May this comic one day become completely incapable of being understood. May one day tragedies never befall children. May we live in a world where a parent searching anxiously through a pile for their child’s belongings only happens within minutes of that child also returning home from camp – not because they’ve been salvaged from a tragedy.

The tragedy at Camp Mystic – the tragedy of Palestinian children being bombed seeking aid – the tragedy of regular school shootings – and many more that don’t make the cut of media attention – trigger a helpless grief in me that’s bigger than my body. I think of the juxtaposition of the enormity of love and the enormity of the death that consumes it, and I think I can hold it in my body until I think of piles of carefully labelled backpacks. Waterlogged stuffed animals coming home. Piles of shoes. Items of love and care.

You become closer to death when you create life, more familiar with its forms and its inevitability. I’m constantly reminded and humbled that it’s only through privilege and sheer luck that it hasn’t noticed me or mine yet. There but for the grace of God go I – and though I don’t believe in said deity, the sentiment keeps coming back to me, a reminder to be thoughtful, and grateful, and to help when I can, because, goddamnit, we are all someone’s children, we all love and are loved with this same ferocity, and the same submission to forces outside our control.

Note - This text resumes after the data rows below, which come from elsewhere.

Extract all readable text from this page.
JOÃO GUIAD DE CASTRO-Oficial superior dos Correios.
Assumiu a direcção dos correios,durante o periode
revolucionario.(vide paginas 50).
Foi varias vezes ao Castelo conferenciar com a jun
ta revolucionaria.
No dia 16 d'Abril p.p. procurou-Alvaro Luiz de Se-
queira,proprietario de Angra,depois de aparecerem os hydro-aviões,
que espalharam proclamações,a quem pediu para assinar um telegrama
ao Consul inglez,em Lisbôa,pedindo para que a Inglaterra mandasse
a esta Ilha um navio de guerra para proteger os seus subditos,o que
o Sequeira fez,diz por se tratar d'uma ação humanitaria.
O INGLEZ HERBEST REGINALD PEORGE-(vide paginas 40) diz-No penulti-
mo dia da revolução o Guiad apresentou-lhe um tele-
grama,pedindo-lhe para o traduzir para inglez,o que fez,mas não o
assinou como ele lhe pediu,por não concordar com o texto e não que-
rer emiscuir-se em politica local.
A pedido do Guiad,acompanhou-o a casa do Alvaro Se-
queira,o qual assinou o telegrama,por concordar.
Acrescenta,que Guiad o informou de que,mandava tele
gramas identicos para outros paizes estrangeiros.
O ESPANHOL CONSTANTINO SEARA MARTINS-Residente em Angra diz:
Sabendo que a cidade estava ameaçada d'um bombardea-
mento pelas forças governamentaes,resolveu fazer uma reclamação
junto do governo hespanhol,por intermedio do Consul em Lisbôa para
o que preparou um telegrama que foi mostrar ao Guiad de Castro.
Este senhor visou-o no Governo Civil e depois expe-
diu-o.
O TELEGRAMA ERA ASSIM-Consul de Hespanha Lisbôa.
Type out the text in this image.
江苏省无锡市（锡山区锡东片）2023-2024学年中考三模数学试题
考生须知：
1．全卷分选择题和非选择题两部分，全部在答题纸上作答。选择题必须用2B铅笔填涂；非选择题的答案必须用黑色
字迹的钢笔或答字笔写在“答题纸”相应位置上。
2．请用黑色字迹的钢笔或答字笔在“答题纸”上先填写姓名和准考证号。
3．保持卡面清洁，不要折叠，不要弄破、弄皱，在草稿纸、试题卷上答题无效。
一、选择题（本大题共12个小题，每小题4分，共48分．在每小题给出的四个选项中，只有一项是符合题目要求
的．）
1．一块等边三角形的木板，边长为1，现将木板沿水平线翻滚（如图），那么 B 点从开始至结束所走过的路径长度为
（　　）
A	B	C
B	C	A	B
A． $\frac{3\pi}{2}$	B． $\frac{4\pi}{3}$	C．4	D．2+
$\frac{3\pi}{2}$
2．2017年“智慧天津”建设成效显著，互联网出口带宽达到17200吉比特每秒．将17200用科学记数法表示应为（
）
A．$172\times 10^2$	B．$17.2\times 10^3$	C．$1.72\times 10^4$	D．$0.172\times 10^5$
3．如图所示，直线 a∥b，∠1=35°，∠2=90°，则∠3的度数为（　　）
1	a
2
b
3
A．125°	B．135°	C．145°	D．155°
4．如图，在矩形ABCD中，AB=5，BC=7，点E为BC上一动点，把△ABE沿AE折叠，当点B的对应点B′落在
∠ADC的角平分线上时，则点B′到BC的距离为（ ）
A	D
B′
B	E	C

Momo’s away at five (non-consecutive) weeks of camp this summer, the most she’s ever been. She loves it, and every year she dreams of going back the moment she’s home. I don’t understand parents who tell me, I could never send them away. She must go away. She must leave me, and struggle and triumph on her own, and have her own casual brushes with death that terrify me and I hope I never, ever have to learn about. When she comes back with skinned knees, I kiss every bug bite. I hold her tight. I thank the uncaring universe for sparing her.

And, this year, I add another gratitude: that when I’m looking for her in the piles of gear, when my eyes pass over masking-taped McKennas and Katelyns and Mayas, all the sacred names of someone’s child as enormously beloved as mine, I am grateful that she is coming home along with it.